Odell and Porter had barely time to conceal themselves behind the pickle-tubs which Miller had mentioned when the shade was pulled up, the window opened, and the sleek head of Farley Drew appeared cautiously reconnoitering.

"Nobody here." The head withdrew and the window slammed. Odell reached his point of vantage once more in time to see Sims reënter, closing the connecting door carefully behind him.

"It's the bull who came to your rooms an hour or so ago looking for you." The valet's tone was high and quavering, and his face expressed abject fright. "He couldn't have followed me here, for I made sure that no one was behind me when I ducked into the alley. I tell you they're on to us and the game is up!"

"Are we doing any harm? Is there anything incriminating about this room or our presence here?" demanded Drew, his tones carrying distinctly at last to the listeners outside. "The alley is clear and we have only to walk out that way and leave that flatfoot to cool his heels on the pavement till morning.
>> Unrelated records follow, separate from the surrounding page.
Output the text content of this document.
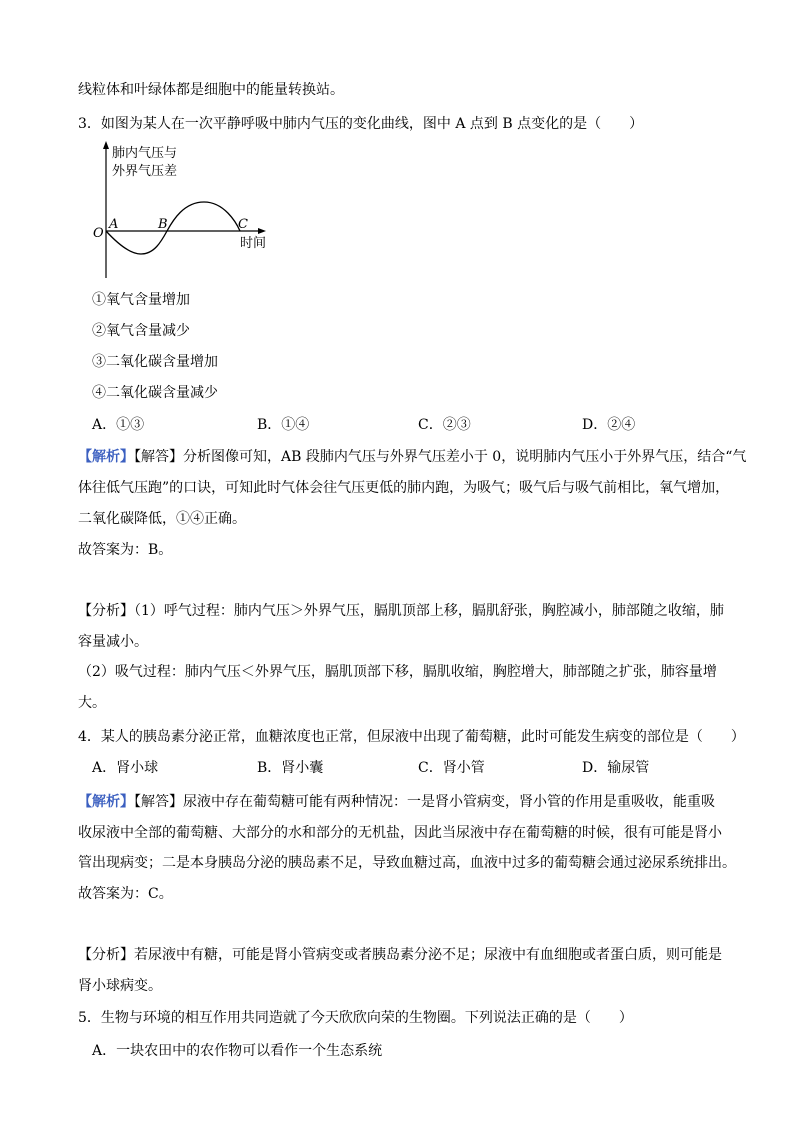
线粒体和叶绿体都是细胞中的能量转换站。
3．如图为某人在一次平静呼吸中肺内气压的变化曲线，图中 A 点到 B 点变化的是（　　）
肺内气压与
外界气压差
O
A	B	C
时间
①氧气含量增加
②氧气含量减少
③二氧化碳含量增加
④二氧化碳含量减少
A．①③	B．①④	C．②③	D．②④
【解析】【解答】分析图像可知，AB 段肺内气压与外界气压差小于 0，说明肺内气压小于外界气压，结合“气
体往低气压跑”的口诀，可知此时气体会往气压更低的肺内跑，为吸气；吸气后与吸气前相比，氧气增加，
二氧化碳降低，①④正确。
故答案为：B。
【分析】（1）呼气过程：肺内气压＞外界气压，膈肌顶部上移，膈肌舒张，胸腔减小，肺部随之收缩，肺
容量减小。
（2）吸气过程：肺内气压＜外界气压，膈肌顶部下移，膈肌收缩，胸腔增大，肺部随之扩张，肺容量增
大。
4．某人的胰岛素分泌正常，血糖浓度也正常，但尿液中出现了葡萄糖，此时可能发生病变的部位是（　　）
A．肾小球	B．肾小囊	C．肾小管	D．输尿管
【解析】【解答】尿液中存在葡萄糖可能有两种情况：一是肾小管病变，肾小管的作用是重吸收，能重吸
收尿液中全部的葡萄糖、大部分的水和部分的无机盐，因此当尿液中存在葡萄糖的时候，很有可能是肾小
管出现病变；二是本身胰岛分泌的胰岛素不足，导致血糖过高，血液中过多的葡萄糖会通过泌尿系统排出。
故答案为：C。
【分析】若尿液中有糖，可能是肾小管病变或者胰岛素分泌不足；尿液中有血细胞或者蛋白质，则可能是
肾小球病变。
5．生物与环境的相互作用共同造就了今天欣欣向荣的生物圈。下列说法正确的是（　　）
A．一块农田中的农作物可以看作一个生态系统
Go back to my rooms and stay there until you hear from me, Sims; and stick to the same story you told to-night if you are interrogated again. As for you, Gene—"
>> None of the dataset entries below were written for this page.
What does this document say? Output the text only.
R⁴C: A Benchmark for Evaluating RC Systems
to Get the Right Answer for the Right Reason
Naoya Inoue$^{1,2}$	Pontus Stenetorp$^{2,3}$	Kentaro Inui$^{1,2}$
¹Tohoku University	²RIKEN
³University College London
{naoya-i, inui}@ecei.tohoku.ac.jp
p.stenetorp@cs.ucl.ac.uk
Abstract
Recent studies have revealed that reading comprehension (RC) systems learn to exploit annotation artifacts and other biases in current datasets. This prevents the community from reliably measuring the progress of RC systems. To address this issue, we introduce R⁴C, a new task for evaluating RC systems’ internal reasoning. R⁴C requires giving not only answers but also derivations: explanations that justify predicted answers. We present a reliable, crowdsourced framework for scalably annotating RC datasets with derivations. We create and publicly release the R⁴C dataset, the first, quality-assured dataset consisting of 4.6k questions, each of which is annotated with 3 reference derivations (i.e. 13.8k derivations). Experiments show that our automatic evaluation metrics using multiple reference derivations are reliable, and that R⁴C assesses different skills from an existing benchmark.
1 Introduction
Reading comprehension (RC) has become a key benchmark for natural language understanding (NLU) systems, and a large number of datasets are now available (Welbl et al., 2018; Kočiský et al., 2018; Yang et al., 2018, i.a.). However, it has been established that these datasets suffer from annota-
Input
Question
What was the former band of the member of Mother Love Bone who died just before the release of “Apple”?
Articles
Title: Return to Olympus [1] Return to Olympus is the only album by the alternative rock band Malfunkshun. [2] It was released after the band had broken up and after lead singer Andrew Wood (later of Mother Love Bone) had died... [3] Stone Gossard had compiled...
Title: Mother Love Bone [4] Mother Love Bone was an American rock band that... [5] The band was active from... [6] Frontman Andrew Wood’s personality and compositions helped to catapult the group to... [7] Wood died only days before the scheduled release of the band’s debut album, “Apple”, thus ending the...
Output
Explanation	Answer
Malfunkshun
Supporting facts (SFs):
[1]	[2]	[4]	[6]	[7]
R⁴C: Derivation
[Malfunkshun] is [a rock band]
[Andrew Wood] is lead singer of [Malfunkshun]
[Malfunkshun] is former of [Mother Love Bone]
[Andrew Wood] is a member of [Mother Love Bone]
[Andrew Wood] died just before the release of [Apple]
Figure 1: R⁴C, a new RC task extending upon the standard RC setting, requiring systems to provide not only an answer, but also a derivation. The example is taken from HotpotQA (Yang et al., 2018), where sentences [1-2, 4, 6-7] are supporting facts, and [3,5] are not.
His voice sank once more to a scarcely audible murmur, and Odell whispered hurriedly to Porter:

"Shadow Gene. Don't leave him out of your sight for a minute. I'll take Drew on; Sims is going back to the Bellemonde Annex."

"How about Miller?" asked Porter.

"No chance to warn him now unless your man or mine crosses Third Avenue. Get behind the tubs quick! They're coming out!"

From their hiding-place they saw Sims emerge cautiously from the door, peer up and down the alley, and dart off to the side street. A long five minutes passed and then Gene appeared, closing the door behind him. He looked neither to right nor left, but hugging the wall of the houses he crept slowly to the street, hesitated a moment, and then headed west.

"Go on. Porter," Odell ordered. "If he goes back to the house 'phone Headquarters at once."

Without a word the operative glided away into the shadows, reappeared at the lighted mouth of the alley, and vanished again in the wake of his subject.

Five more minutes passed, then ten, and still there came no sign of the departure of the third man from the lighted room. Odell began to feel a vague sense of uneasiness. What if Drew had gone out the front way, overcome or blackjacked Miller, and made his escape? No direct mention had been made by any of the three of the investigation going on at the Meade house nor of the sequence of strange events which had taken place there; but Gene Chalmers had had plenty of time to discuss that with Drew before the arrival of Sims. How completely the latter was in his master's confidence Odell could not be sure. If Drew had indeed a guilty knowledge of the sinister problem it was evident that his servant was ignorant of it. The latter's cry that he would rather "do a stretch than go to the chair" had been too spontaneous and too frankly panic-stricken to brand him as capable of potential murder.

The ten minutes doubled in length, and just as Odell emerged from behind the heap of tubs determined to risk another peep through the window, the door opened and Farley Drew stood smiling on the threshold.

"I've been waiting for you, Sergeant Odell. That is why I got rid of the others. Come in and we will have a little talk."